February 28, 2019
More than one-quarter (27%) of toddlers do not eat a single serving of vegetables a day, according to the latest findings from the Nestlé Feeding Infants and Toddlers Study (FITS).
Among the young children who do, French fries are the number-one vegetable consumed, based on the research results—which has been published in a series of eight papers by the Journal of Nutrition, a publication of the American Society for Nutrition.
The study—which was launched in 2002 by the baby food brand Gerber and now is conducted by the Nestlé Research Center in Lausanne, Switzerland—involved interviews with nearly 10,000 parents and caregivers of infants, toddlers and preschools nationwide in the United States.
The researchers found that food choices tend to change and more nutrient gaps appear after a child’s first birthday, when most begin eating more family foods. By age two, many children have established taste preferences and eating habits that will last a lifetime, which is why pediatricians and public health experts urge parents to help their children set healthy eating behaviors early.
Other new FITS findings reveal that troubling nutrient shortfalls start early and many young children consume sweets and excess sodium:
- Iron: The percentage of infants between the ages of six months old and one year old who do not consume the recommended amount of iron increased from 7.5% in 2002 to 18% in 2016. Iron is a critical nutrient to support learning ability and brain development. Beef and iron-fortified cereals are excellent sources of iron.
- Vitamin D: Fewer than 25% of infants get the recommended amount of vitamin D, which the body needs for strong bones and teeth. The American Academy of Pediatrics recommends a daily vitamin D supplement for infants who are exclusively breastfed or receive less than a liter of infant formula per day. Similarly, about 80% of one- to three-year-old childen fall short on vitamin D. Milk and yogurt are good food sources of vitamin D.
- Fiber: Fewer than 10% of children between the ages of 12 months and 48 months get adequate amounts of dietary fiber. Fiber is found in whole grains, fruits, vegetables, lentils and beans.
- Sodium: Fully 40% of 1-year-olds and 70% to 75% of two- to three-year-olds exceed the upper limit for sodium. Processed meats such as hot dogs, lunch meat, sausage, and bacon are leading sources of sodium among young children. These foods also contribute saturated fat to their diets.

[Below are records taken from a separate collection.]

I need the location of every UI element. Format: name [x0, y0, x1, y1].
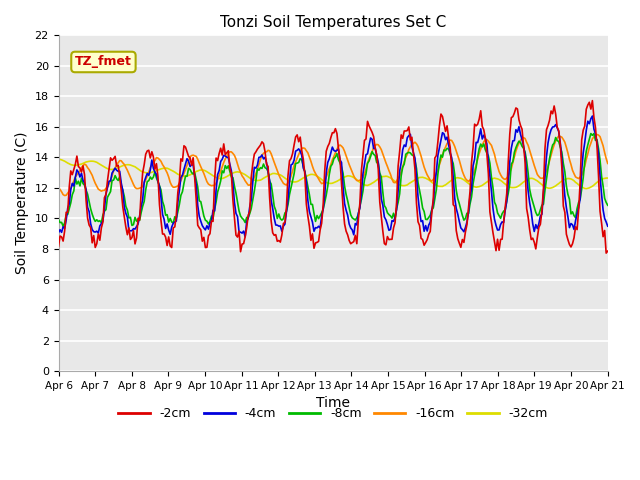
Text: TZ_fmet: TZ_fmet [75, 56, 132, 69]
Legend: -2cm, -4cm, -8cm, -16cm, -32cm: -2cm, -4cm, -8cm, -16cm, -32cm [113, 402, 553, 425]
Y-axis label: Soil Temperature (C): Soil Temperature (C) [15, 132, 29, 275]
Title: Tonzi Soil Temperatures Set C: Tonzi Soil Temperatures Set C [220, 15, 446, 30]
X-axis label: Time: Time [316, 396, 350, 410]
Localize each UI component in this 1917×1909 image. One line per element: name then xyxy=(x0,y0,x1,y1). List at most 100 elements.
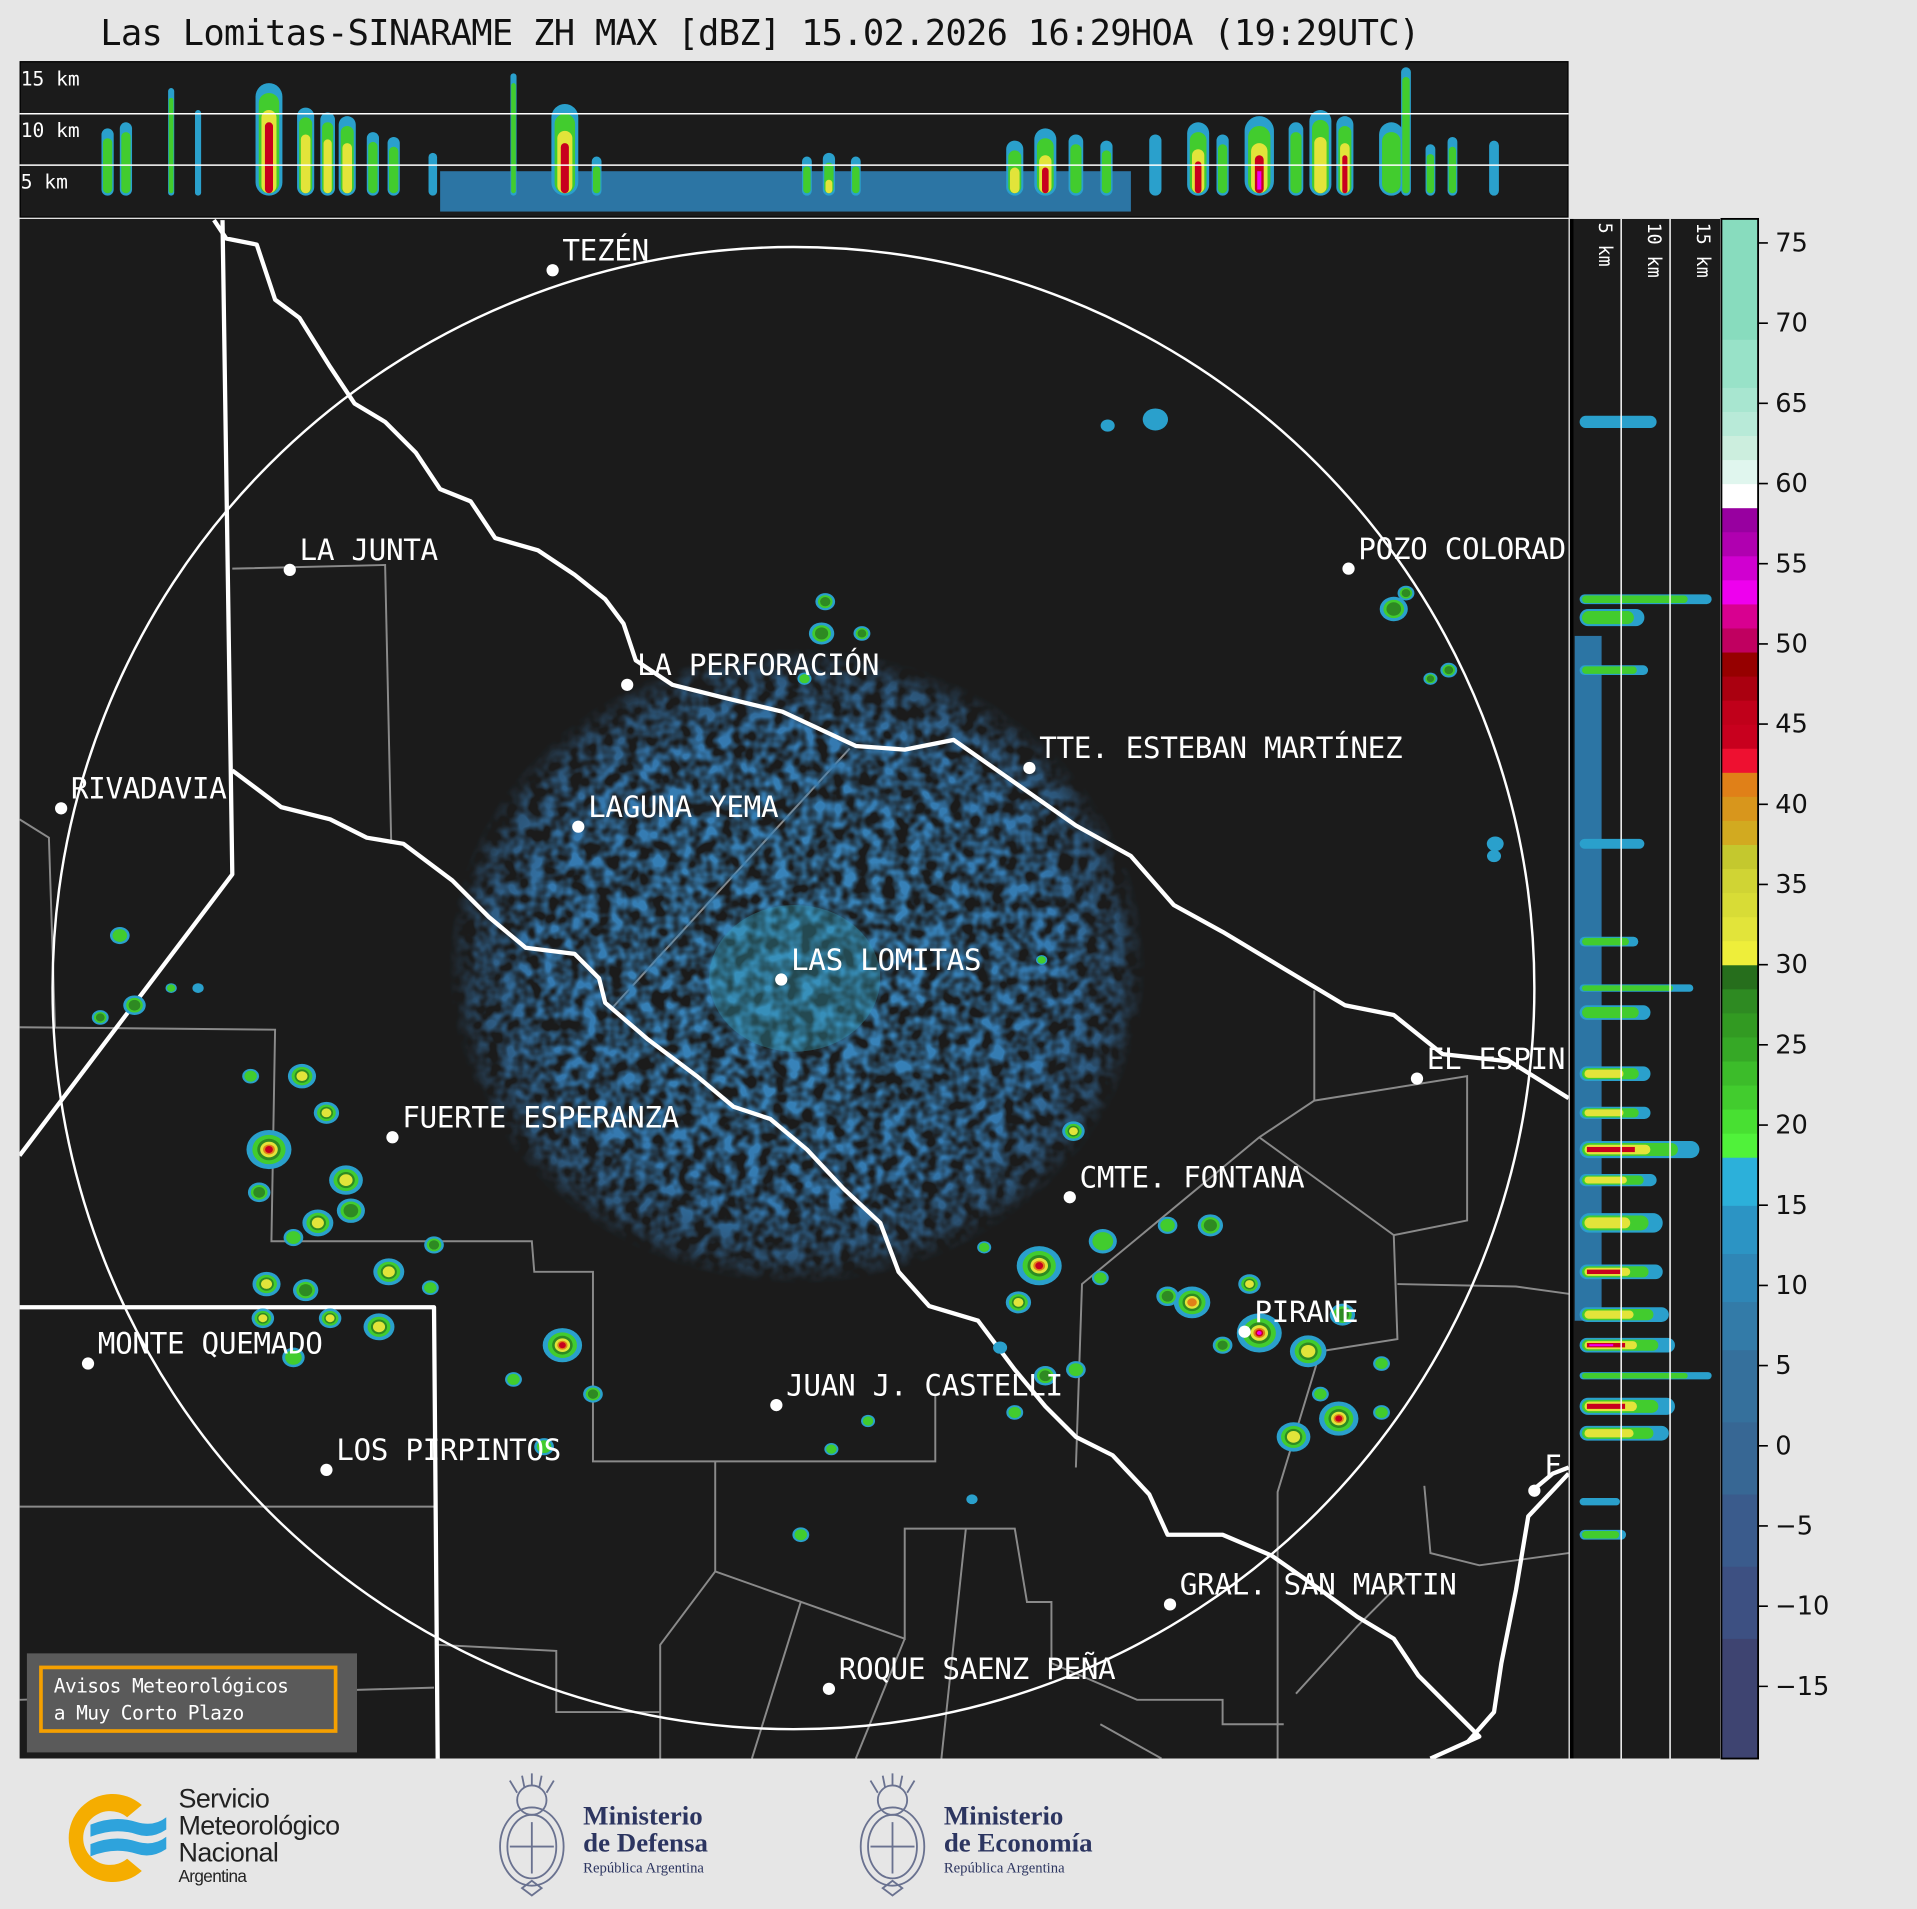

- Sugar-sweetened beverages: About 10% of infants (between six months and one year old), 30% of one-year-olds, and 45% two- to three-year-olds drink sugar-sweetened beverages on a given day, with fruit flavored drinks being the most common.
“Good nutrition during a child’s early years is particularly critical because it sets the stage for healthy eating throughout life,” said Wendy Johnson, VP of, Nutrition, Health and Wellness for Nestlé USA, in a company release. “Exposing young children to a rainbow of fruits and vegetables, and a variety of foods and flavors, is important as children are forming their tastes and eating habits for life.”